Who, in their right mind, viewed a heritage property and brought their dog and cat for God’s sake?

Therefore, Colin was not going to stand in his own damned house and be cursed at by a blatant con artist.

“I own Lacybourne Manor and you were trespassing,” he answered.

Her eyes flew to Mrs. Byrne (tellingly, he thought), then she winced and put her hand up to her temple again.

“Save the dramatics and just tell me who you are.” His voice had gone from biting anger to extreme annoyance and this obvious lowering in the level of fury caused her remarkable eyes to move back to him.

“I’m Sibyl Godwin.”

At that ridiculous pronouncement, first Colin Morgan blinked at her then he threw his head back and laughed.

In his angry amusement, he missed the confusion that flashed across her face but did catch her rising to her full height and his laughter faded as he noted belatedly she was definitely not petite.
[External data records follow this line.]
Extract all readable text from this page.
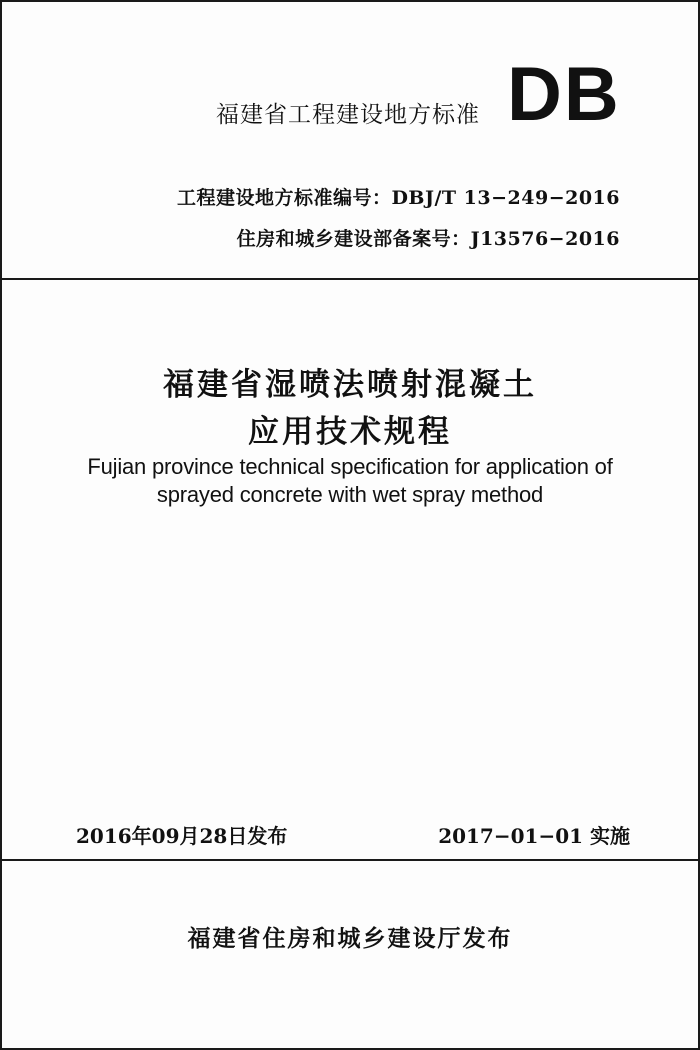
福建省工程建设地方标准 DB
工程建设地方标准编号：DBJ/T 13−249−2016
住房和城乡建设部备案号：J13576−2016
福建省湿喷法喷射混凝土
应用技术规程
Fujian province technical specification for application of
sprayed concrete with wet spray method
2016年09月28日发布	2017−01−01 实施
福建省住房和城乡建设厅发布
She was not a lot of things.

She was not slim. She had a full, lush body that seemed absolutely built, even divinely created, for a man’s hands. She did not have blemishless alabaster skin but had freckles on her goddamned nose. And she did not have sleek, shining, dark hair but had the most remarkably dramatic, leonine mane he’d ever seen in his life.

“I’d ask what’s so funny about my name but I think there’s been some misunderstanding here –” she started.

“There has been no misunderstanding,” he assured her scathingly. “Do you have a driver’s license?”

He noticed she was swaying and felt he should, out loud, give her points for her performance, she was very close to scoring a perfect ten.